Polemica | idee chiare, problemi evidenti, soluzioni assenti. Non bastano 1 milioni e 400mila euro per modificare l’ingresso di un paese, se non cambia la concezione di inclusione di chi lo vive.

Davide Laezza | È spesso surreale il clima che accompagna le polemiche nel mio paese, per questo cerco di evitarle. Già a questa età è facile sentirsi Don Chisciotte, si incomincia a lottare contro i mulini a vento e non ha senso vomitare attacchi ed odio sui social se non si impara a costruire, a formare una proposta concreta che non duri solo un pomeriggio.Sì, perché il muro dell’indifferenza crolla per pochi giorni e poi si ritorna alla normalità, come se non fosse successo nulla.

Nessuno sa nulla, specialmente chi ha un ruolo di opposizione e vive l’amministrazione pubblica, e un po’ fa sorridere.Oggi, solo oggi, ci rendiamo conto che Forio non è un paese per tutti, e non bastano 1 milioni e 400mila euro per modificare l’ingresso di un paese, se non cambia la concezione di inclusione di chi lo vive.I lavori che interessano il Lungomare, primo lotto della grande opera pubblica del c.d. “Waterfront”, hanno raccolto malcontenti e diatribe, specialmente da parte dei commercianti che si sono ritrovati con strade dissestate, cantieri in piena stagione turistica e difficoltà nella circolazione dei veicoli.
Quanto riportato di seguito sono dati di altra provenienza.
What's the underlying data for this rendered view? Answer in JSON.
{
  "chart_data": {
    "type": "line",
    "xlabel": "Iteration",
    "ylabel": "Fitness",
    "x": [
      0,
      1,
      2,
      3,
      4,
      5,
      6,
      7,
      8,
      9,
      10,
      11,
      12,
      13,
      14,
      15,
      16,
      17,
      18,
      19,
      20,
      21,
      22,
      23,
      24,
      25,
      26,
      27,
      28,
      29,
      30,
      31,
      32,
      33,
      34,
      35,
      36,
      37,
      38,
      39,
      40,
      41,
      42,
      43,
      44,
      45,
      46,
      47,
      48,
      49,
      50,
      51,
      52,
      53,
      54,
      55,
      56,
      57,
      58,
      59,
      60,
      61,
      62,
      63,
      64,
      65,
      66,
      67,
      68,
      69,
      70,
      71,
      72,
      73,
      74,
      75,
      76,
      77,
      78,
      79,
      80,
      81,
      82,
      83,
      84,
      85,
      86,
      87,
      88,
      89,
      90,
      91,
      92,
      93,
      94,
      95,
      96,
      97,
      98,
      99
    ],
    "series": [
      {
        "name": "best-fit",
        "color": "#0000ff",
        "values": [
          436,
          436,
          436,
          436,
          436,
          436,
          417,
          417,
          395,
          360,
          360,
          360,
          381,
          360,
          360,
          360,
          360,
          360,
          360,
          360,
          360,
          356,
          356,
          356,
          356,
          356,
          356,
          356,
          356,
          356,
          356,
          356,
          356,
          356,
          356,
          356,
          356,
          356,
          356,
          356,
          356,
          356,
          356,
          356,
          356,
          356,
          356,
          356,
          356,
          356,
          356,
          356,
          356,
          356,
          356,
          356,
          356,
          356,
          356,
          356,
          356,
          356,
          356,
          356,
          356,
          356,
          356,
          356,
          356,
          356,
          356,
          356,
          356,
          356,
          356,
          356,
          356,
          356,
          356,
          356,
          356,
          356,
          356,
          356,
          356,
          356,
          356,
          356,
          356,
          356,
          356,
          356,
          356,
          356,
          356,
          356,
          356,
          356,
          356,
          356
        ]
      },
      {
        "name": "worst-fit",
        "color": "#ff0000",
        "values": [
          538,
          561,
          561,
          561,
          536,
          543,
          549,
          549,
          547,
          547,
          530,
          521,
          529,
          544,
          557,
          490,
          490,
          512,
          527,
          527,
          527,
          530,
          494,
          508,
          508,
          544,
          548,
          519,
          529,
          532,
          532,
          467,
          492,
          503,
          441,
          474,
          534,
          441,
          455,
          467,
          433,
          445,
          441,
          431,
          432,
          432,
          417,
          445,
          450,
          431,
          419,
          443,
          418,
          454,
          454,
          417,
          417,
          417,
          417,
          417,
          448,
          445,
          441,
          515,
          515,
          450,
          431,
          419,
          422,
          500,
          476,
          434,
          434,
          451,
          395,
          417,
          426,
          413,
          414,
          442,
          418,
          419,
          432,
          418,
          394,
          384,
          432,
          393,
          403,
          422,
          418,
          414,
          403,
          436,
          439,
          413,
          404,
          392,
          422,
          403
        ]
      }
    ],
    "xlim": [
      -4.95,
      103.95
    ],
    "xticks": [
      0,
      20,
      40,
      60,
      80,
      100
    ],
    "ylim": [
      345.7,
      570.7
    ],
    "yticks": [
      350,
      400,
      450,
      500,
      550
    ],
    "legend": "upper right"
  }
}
Un territorio polveroso, dove le smart si alternano ai caterpillar e i posti riservati ai disabili sono luogo di scarico merci.Oltre alla mancanza di “verde pubblico”, al tema estetico e della presunta provincialità innata, critiche che lascio a chi ha più gusto di me, la cosa che preoccupa e che mi spinge a scrivere è proprio la mancanza di rispetto per il diverso ed il silenzio che l’accompagna. Tutti elementi che non danno merito ad un lavoro così importante, nato dall’impegno nel reperimento e nella gestione dei finanziamenti da parte dell’Ente locale.

L’ultimo atto che ha gettato sconcerto è stata l’installazione, dinnanzi alla Chiesa di San Gaetano, in Piazza Medaglie d’Oro, di un simil-“tornello”, un sistema di incanalamento e di controllo dei flussi di traffico pedonale. Come se fosse l’ingresso di una metropolitana, invece è il nostro centro storico. Luogo di eccellenza per il transito di tutti, piazza di incontri e sorrisi, per bere un caffè al Bar Mimì o mangiare una pizza da Geppo, alla Strambata. Uno strumento antiestetico e freddo, che vorrebbe evitare il transito di motoveicoli (?) ma che, di fatto, lo vieta solo ai diversamente abili.

In conclusione, se non impareremo a sentire la sofferenza dell’altro come se fosse la nostra, senza ledere le dignità; se non eviteremo di occupare indebitamente i posti riservati;se non risponderemo dei nostri sbagli, senza scaricare responsabilità, chiedendo scusa;se non impareremo a valorizzare gli spazi con intelligenza e rispetto, coltivando il bello e custodendo la nostra storia, da vera capitale turistica europea, non resterà altro che cullarci sulle nostre miserie. “Cenerentola” del golfo di Napoli, incapace di calzare la scarpetta…Aspettando il futuro.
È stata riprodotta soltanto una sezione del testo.